Sen. Dick Durbin (D-Ill.)
Sen. Dick Durbin (D-Ill.)

“We sat down and started talking about what it will take. We think we know, if the Murray-Ryan [Bipartisan Budget] Agreement goes through, what our budget number is going to be,” he said, referring to the $520 billion spending cap set for defense in fiscal year 2014. “We’ve already started working to get 60 percent of the discretionary spending in the budget taken care of in our appropriation bill. That’s how quickly we can move once this agreement becomes the law. So I encourage the members on both sides, in the House and the Senate, Democrats and Republicans: vote for this. Let’s move, let’s govern, let’s not shut down this government again. This is an opportunity, and with this opportunity we can have a stronger national defense, a stronger country, and we can save the taxpayers money.”

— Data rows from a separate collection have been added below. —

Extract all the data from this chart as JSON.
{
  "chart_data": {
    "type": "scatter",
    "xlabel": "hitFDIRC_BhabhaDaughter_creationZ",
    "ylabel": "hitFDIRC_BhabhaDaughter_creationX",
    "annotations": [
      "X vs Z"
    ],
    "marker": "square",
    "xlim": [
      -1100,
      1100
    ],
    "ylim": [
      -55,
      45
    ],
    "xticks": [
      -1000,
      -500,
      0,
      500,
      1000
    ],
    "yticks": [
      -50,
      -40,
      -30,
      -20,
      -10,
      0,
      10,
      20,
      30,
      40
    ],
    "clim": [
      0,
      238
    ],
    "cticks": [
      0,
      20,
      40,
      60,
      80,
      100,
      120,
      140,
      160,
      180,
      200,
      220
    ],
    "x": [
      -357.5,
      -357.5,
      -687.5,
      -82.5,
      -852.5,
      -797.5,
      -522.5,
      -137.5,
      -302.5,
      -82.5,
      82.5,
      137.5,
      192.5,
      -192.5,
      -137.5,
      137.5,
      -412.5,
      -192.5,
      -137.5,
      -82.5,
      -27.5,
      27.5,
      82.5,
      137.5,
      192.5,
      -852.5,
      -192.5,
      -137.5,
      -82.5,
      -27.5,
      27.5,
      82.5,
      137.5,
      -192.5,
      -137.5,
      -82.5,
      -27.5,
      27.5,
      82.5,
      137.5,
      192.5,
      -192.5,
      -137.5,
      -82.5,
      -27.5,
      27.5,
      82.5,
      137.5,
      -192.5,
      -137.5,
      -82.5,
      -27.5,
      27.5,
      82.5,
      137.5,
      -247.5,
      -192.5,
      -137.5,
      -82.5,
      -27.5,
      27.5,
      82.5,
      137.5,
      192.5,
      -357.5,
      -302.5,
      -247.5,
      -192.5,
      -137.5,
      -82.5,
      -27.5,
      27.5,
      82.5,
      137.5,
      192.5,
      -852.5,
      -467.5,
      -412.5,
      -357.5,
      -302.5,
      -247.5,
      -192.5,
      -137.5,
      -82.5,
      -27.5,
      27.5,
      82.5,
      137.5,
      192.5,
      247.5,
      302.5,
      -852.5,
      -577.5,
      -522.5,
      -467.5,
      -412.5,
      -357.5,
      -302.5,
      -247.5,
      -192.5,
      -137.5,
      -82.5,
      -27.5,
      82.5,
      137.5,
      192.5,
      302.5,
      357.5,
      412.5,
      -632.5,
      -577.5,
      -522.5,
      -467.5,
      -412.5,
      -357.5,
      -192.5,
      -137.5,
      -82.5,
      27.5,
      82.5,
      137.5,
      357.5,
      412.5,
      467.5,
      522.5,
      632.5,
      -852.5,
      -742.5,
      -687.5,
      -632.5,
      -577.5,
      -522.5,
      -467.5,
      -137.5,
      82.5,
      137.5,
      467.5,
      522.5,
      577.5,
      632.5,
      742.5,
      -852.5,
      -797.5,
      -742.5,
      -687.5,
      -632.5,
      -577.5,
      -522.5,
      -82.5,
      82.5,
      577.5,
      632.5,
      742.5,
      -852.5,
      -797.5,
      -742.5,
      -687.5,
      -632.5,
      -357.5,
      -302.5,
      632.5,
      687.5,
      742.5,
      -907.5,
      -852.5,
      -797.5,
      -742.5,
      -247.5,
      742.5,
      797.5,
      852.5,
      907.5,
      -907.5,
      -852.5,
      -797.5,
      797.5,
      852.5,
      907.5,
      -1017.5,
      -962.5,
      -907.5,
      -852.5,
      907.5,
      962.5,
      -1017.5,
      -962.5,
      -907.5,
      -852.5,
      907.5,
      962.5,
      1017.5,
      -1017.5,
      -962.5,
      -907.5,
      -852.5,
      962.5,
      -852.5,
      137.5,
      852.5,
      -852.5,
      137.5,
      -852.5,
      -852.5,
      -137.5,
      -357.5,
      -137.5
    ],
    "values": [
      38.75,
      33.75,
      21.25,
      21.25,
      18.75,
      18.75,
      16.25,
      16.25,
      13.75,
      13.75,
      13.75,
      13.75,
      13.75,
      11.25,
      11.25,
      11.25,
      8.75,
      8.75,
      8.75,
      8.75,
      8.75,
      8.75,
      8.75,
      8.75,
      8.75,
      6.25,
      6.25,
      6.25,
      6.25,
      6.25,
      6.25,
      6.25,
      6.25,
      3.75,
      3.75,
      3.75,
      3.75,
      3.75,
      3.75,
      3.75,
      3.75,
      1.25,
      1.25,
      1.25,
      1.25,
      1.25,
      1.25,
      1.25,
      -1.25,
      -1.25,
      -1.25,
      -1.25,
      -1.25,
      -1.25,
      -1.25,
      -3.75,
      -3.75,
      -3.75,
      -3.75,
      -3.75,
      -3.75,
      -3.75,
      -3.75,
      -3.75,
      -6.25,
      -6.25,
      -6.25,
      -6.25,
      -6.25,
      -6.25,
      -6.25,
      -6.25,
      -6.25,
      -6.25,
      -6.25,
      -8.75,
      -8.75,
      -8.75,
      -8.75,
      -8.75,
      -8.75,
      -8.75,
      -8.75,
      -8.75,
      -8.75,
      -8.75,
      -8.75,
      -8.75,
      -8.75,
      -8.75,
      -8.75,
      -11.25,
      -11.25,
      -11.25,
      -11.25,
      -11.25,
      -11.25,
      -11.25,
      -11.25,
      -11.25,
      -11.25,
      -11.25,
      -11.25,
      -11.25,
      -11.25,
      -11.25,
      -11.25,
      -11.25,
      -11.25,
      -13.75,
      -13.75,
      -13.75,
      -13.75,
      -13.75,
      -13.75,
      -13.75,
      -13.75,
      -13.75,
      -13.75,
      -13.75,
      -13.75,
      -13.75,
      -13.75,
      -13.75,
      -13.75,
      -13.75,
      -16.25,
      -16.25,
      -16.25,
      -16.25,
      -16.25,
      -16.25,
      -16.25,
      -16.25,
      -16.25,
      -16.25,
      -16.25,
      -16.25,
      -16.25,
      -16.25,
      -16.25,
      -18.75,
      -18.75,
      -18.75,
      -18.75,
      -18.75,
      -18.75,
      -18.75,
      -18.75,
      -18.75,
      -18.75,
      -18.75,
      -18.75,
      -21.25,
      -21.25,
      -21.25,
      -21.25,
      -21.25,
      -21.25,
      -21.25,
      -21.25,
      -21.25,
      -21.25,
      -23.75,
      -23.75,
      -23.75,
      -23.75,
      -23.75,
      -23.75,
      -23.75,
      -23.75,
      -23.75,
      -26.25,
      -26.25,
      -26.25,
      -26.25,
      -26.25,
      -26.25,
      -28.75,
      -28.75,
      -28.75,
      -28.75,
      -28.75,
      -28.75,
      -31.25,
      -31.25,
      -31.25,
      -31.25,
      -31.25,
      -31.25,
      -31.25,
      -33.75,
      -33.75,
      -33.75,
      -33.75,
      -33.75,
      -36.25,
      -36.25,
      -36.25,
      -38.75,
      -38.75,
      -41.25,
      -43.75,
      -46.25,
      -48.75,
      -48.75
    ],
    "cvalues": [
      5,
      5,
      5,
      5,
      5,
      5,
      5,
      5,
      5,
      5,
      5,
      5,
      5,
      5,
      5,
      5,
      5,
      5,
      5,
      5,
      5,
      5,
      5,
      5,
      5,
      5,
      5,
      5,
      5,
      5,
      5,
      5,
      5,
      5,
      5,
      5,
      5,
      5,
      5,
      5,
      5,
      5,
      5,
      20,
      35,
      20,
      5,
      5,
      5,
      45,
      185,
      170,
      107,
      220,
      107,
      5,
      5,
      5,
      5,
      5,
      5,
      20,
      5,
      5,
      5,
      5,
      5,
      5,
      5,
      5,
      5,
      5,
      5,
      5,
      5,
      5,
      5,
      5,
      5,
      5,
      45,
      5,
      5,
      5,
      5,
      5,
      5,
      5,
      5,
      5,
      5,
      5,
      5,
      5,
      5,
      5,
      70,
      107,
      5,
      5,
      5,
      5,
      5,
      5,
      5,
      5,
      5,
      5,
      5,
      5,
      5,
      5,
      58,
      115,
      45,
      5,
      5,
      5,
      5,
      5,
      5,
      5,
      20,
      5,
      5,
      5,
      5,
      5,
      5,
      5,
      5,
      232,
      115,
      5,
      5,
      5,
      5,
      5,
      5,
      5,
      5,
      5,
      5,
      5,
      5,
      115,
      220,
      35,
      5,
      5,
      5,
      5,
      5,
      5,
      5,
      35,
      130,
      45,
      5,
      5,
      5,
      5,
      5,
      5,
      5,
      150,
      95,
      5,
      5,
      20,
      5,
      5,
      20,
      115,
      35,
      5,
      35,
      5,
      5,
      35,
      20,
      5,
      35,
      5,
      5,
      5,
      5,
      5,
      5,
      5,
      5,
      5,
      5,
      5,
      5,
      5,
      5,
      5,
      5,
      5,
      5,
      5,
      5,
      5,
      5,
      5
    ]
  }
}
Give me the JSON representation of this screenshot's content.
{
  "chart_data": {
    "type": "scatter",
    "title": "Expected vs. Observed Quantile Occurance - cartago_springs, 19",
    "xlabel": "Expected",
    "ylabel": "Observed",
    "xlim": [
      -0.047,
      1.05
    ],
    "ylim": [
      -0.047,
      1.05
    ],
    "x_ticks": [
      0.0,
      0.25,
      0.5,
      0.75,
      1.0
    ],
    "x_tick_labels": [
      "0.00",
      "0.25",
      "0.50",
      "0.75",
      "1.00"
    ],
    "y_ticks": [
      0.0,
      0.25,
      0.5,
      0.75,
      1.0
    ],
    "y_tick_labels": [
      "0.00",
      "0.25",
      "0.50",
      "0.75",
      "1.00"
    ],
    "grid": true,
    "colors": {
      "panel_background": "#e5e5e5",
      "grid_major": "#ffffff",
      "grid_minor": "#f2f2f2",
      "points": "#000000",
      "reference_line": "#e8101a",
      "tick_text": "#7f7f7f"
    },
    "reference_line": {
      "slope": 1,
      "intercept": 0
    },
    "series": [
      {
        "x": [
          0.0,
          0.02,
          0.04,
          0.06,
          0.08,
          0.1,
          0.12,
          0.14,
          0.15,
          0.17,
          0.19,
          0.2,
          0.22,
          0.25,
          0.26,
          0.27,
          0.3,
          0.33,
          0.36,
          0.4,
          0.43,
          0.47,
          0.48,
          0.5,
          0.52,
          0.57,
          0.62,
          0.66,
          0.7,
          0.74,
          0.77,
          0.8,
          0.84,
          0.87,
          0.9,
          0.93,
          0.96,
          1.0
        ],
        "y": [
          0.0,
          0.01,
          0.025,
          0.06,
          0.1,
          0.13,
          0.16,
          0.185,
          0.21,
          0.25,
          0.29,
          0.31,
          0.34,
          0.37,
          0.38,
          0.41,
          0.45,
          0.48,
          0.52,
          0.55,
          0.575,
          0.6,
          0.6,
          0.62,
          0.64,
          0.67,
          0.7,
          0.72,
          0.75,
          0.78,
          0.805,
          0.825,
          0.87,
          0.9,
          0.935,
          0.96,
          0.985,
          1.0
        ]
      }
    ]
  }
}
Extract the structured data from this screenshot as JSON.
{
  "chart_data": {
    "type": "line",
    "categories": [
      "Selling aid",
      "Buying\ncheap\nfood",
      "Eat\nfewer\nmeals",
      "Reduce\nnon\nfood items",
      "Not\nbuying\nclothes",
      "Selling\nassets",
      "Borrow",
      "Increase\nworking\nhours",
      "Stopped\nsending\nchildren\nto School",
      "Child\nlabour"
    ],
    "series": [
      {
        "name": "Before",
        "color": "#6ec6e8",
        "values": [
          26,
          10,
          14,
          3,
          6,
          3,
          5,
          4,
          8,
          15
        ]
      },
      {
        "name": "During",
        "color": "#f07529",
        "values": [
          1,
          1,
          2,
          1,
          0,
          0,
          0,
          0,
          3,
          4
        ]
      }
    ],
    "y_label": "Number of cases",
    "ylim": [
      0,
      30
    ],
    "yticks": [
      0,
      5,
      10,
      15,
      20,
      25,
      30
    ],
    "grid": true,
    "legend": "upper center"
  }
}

Durbin warned, however, that no one should assume the budget deal will pass. Some hard-right Republicans are upset the new bill increases spending levels – it reduces the sequester on defense spending from a $54-billion across-the-board cut in FY ’14 to a $32-billion one. And some Democrats are upset that the sequester wasn’t removed altogether, and that the budget deal did not include an extension of unemployment insurance, which expires Dec. 28.

The House passed the budget deal in a Thursday evening vote after debate, at times heated, earlier in the afternoon. Though many agree a budget plan is needed, support for the plan had been lukewarm. House Minority Leader Nancy Pelosi (D-Calif.) and Democratic Whip Steny Hoyer (D-Md.) both said they would not “whip” the bill, or push members to support it; rather, they said they would let each member decide if the bill was something he or she could endorse.